Thereafter, Mr. Johnny Coleman, the constable at Gunnison, was called as a rebuttal witness by the state for the purpose of impeaching Mr. Aderholt as a witness. The district attorney asked Mr. Coleman the following questions:

Q. Did he [referring to defense witness Aderholt] on any occasion indicate to you that Mr. Sims had told him he did not have a bill of sale or any title paper on the car? A. He did... . (Here there was an objection and discussion, then the district attorney continued). Q. Did he [Aderholt] make any statement to you, Mr. Coleman? ...... A... he [Aderholt] said, "The man don't have a title to it", he says, "As soon as he gets a title, he's going to put a tag on it." MR. GRAVES: That's all we have.

The appellant contends that any statement made by the witness Aderholt tending to incriminate the appellant Sims, not made in the presence of Sims, would be inadmissible hearsay. We agree with this contention to the extent that it would not be admissible on the question of guilt. What Mr. Aderholt told Coleman would not be relevant on the question of appellant's guilt unless it was shown that such statement was made in the presence and hearing of Sims and that he did not contradict or otherwise take exception to the statement. In such an instance, this would amount to an admission by silence and would be substantive evidence of appellant's guilt. However, once Aderholt denied that Sims had made such a statement to him, he could be impeached by showing that he had told another witness (Coleman) that Sims had told him that he did not have a title to the vehicle. In that event, the statement attributed to appellant Sims would not be admissible as substantive evidence of the guilt of Sims but would only be admissible for the purpose of impeaching the witness Aderholt.

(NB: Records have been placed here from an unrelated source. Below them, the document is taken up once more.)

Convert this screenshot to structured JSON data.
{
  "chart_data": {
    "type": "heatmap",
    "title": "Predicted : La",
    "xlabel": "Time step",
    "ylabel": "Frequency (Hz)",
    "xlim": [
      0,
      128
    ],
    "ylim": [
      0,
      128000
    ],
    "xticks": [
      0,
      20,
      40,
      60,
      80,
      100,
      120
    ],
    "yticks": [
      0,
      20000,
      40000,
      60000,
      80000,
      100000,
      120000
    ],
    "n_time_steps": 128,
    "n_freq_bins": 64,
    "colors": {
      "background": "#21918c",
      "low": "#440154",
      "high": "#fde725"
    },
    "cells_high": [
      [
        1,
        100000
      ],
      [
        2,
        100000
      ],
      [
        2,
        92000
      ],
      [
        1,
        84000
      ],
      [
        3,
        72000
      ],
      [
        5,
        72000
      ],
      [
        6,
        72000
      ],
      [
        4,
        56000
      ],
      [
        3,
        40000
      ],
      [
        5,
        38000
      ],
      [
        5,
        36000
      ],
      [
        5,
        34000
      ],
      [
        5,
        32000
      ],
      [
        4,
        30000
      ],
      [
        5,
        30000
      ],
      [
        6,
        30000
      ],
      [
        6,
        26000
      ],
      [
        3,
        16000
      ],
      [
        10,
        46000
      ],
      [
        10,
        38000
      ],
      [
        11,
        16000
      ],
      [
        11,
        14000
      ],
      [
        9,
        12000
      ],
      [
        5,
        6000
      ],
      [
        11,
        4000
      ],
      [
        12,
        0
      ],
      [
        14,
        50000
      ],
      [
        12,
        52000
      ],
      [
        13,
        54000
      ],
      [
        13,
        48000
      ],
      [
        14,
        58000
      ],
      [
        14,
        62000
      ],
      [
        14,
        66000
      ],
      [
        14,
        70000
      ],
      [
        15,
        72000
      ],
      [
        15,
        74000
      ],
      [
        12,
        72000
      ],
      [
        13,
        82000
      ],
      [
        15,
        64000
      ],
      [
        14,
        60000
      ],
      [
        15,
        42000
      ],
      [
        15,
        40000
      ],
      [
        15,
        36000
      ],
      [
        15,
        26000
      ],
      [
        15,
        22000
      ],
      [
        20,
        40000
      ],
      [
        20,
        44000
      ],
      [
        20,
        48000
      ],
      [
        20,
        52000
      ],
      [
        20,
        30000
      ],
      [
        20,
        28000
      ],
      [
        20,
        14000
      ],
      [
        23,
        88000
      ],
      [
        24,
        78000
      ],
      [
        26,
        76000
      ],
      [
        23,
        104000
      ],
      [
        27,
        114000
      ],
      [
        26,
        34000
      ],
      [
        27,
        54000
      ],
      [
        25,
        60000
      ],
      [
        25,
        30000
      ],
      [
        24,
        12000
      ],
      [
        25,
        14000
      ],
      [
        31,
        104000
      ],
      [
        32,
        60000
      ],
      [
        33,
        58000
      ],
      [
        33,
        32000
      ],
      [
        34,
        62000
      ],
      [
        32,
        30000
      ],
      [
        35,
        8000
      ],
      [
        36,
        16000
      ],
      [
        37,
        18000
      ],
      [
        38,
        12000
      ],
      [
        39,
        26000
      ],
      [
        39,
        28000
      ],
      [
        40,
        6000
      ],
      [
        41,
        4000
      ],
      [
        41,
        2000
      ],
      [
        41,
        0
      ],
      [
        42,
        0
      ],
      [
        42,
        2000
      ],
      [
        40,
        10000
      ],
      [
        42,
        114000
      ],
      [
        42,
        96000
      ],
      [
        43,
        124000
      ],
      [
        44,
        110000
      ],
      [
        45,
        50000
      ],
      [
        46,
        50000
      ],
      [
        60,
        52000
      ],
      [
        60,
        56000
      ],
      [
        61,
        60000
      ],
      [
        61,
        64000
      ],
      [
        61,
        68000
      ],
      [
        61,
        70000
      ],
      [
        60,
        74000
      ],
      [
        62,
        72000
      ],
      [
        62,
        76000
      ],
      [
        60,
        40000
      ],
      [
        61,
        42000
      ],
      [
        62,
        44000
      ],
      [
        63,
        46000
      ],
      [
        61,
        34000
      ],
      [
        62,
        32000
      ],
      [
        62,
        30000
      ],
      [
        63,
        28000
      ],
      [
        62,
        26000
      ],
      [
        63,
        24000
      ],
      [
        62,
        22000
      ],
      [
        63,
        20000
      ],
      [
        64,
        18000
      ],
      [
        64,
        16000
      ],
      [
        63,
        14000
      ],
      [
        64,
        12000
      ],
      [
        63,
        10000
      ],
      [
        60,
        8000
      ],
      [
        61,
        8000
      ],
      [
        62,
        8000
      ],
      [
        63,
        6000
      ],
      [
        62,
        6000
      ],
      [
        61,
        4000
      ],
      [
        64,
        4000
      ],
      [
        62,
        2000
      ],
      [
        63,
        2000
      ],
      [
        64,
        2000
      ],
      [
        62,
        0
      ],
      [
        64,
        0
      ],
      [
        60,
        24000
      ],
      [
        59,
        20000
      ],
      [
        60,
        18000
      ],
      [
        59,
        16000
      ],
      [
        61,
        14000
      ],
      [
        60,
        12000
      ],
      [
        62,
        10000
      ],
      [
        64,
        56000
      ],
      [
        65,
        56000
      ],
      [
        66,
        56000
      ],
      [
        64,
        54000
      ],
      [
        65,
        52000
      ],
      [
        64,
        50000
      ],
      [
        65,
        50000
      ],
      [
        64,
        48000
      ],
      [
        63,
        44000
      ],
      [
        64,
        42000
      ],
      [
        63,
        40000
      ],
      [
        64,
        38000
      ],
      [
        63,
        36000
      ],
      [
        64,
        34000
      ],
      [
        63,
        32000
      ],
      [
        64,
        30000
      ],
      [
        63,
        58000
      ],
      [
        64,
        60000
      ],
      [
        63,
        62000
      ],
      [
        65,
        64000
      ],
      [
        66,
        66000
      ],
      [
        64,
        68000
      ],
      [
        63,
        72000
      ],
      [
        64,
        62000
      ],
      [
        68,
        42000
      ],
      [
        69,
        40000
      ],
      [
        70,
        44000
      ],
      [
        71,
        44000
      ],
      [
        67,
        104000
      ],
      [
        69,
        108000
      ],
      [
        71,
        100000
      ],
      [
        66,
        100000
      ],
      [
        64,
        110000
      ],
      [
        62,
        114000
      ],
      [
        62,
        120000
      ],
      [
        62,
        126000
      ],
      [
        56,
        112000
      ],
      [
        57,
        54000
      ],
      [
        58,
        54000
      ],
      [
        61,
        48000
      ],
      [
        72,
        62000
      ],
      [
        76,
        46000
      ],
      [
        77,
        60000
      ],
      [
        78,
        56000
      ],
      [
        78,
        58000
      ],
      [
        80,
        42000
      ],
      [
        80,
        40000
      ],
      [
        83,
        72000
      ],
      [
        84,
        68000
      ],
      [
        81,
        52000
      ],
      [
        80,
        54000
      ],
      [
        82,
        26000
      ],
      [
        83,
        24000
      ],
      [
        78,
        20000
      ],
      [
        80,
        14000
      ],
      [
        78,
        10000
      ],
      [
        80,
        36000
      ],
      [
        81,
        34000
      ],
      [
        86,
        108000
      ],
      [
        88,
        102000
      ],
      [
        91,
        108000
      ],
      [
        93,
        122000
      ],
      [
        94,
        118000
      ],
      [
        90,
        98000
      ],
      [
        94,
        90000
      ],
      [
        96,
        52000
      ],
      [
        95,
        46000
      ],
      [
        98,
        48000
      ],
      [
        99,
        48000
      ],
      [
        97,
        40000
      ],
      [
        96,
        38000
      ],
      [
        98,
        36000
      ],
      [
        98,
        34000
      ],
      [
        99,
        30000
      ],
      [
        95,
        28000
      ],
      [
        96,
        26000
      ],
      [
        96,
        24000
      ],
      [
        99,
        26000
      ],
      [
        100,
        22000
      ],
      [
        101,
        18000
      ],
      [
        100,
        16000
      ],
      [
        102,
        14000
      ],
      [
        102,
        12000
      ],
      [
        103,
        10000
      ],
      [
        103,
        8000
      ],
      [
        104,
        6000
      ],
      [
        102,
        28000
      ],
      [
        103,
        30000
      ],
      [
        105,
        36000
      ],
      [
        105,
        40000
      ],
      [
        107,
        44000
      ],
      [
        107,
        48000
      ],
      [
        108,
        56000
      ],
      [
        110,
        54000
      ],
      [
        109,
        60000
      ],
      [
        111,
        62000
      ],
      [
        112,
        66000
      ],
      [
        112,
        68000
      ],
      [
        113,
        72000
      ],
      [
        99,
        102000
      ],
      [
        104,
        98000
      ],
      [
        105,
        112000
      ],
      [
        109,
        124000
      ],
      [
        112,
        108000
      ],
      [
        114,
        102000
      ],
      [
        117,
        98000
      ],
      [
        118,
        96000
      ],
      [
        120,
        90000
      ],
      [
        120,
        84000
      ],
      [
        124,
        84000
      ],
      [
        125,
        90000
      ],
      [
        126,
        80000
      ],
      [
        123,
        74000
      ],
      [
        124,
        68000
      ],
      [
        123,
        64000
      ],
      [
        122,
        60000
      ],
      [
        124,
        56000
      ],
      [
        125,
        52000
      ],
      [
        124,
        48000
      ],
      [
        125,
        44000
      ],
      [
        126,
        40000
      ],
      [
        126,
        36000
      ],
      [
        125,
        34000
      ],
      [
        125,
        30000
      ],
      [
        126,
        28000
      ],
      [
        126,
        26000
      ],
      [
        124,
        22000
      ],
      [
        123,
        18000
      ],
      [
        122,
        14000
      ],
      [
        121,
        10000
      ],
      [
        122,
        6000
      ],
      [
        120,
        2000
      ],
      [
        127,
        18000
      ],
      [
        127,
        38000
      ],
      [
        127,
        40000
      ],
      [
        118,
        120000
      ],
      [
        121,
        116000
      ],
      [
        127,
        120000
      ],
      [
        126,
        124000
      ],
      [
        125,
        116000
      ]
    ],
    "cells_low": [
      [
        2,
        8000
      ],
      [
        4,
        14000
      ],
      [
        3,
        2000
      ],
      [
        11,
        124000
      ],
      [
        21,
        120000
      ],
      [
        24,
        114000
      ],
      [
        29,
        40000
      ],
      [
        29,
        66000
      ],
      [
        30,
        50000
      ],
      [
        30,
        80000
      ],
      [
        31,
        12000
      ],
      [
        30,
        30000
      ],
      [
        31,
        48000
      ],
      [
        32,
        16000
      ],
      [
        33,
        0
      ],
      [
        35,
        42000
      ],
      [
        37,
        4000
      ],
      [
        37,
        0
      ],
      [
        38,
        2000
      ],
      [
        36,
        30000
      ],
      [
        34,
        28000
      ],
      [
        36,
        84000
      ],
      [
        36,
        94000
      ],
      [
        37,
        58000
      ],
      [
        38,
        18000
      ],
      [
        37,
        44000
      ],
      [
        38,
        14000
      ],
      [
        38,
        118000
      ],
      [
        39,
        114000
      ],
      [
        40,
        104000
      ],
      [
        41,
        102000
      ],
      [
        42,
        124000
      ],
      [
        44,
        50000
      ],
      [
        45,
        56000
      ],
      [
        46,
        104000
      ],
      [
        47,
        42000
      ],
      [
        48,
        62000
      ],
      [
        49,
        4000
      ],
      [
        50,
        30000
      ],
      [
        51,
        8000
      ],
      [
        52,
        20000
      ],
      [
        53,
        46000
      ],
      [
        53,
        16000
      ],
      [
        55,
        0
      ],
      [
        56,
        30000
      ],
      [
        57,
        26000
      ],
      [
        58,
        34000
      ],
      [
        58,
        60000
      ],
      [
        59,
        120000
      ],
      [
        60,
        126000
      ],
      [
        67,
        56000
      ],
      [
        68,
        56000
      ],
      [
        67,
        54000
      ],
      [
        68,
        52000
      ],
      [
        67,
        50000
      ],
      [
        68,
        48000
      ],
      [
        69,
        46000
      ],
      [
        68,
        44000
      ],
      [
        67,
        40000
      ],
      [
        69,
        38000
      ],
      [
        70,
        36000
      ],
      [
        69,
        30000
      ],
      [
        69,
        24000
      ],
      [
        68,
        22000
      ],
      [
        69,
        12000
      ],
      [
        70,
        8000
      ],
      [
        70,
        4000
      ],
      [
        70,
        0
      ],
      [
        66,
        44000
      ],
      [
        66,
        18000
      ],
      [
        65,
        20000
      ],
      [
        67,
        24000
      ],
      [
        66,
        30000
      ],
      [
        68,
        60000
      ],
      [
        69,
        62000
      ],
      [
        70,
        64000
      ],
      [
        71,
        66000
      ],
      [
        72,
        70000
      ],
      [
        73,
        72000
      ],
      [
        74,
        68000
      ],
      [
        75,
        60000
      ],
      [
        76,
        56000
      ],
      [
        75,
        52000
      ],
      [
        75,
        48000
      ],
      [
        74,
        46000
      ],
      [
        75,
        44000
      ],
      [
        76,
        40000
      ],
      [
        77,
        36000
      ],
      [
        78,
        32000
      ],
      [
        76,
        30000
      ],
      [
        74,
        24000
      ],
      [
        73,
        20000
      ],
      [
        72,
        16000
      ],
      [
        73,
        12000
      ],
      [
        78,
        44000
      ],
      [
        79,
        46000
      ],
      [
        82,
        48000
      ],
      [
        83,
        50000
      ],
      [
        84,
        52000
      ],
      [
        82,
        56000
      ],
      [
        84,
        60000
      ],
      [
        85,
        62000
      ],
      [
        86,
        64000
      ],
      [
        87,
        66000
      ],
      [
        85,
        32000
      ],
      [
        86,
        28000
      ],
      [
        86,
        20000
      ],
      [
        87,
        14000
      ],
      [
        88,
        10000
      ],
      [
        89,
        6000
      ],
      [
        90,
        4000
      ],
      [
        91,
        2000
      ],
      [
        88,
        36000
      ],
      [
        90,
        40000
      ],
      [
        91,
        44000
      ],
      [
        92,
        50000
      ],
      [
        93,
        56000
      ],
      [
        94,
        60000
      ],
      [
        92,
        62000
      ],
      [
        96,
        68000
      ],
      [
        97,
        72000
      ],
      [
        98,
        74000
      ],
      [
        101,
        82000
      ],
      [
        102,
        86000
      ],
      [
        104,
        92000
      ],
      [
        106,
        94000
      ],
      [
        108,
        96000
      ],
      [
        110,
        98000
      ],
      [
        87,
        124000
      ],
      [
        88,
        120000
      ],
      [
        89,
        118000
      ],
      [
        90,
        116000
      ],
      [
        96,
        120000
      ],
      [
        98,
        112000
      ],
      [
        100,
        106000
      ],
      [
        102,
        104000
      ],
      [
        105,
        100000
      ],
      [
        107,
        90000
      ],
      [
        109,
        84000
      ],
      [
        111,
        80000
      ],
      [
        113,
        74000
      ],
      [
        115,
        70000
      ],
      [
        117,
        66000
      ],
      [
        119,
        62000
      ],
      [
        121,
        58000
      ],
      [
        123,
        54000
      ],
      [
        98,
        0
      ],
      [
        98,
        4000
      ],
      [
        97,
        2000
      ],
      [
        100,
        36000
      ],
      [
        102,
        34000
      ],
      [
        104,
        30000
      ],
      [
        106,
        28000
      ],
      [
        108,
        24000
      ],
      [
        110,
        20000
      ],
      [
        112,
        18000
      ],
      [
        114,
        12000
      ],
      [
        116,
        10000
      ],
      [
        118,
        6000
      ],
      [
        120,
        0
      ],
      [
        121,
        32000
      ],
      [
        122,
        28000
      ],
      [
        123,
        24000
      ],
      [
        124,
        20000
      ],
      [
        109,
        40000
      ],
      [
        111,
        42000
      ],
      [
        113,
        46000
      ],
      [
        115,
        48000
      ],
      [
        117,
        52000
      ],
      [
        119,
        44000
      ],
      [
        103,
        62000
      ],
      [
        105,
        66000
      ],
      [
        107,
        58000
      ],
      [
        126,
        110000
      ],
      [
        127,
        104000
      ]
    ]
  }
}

The rule[1] is that a witness may be impeached by showing statements made outside the court inconsistent with statements made on the witness stand, if the statements made outside the court would be material and could be proven as part of the cause on the trial of the issue involved, if the witness was willing to testify on the witness stand to the statements made out of court as facts.[2] We continue to adhere to this rule.[3]

The statement of Aderholt meets the above test. Aderholt would, without question, have been permitted to testify that Sims had told him that he did not have a title to the Bronco, if Aderholt had been willing to testify that Sims had in fact made such statements to him.

This case is distinguished from Williams v. State, 73 Miss. 820, 19 So. 826 (1896) because, in that case, the contradictory *392 statements about which the witness was cross-examined could not have been proven had the witness been a willing one for the adverse party, the state.

We have considered the remaining assignments of error and find them to be without merit.

For the reasons stated above, this case is reversed and remanded for a new trial.

Reversed and remanded.

GILLESPIE, C.J., and PATTERSON, SMITH, ROBERTSON, SUGG and BROOM, JJ., concur.

NOTES

[1] See Williams v. State, 73 Miss. 820, 19 So. 826 (1896), which traced the history of the rule and clarified the position of this Court in the adoption of the rule.

[2] Witt v. State, 159 Miss. 478, 132 So. 338 (1931).

[3] See Jones v. State, 180 Miss. 210, 177 So. 35 (1937), for a discussion of the application of this rule in the case law of this State.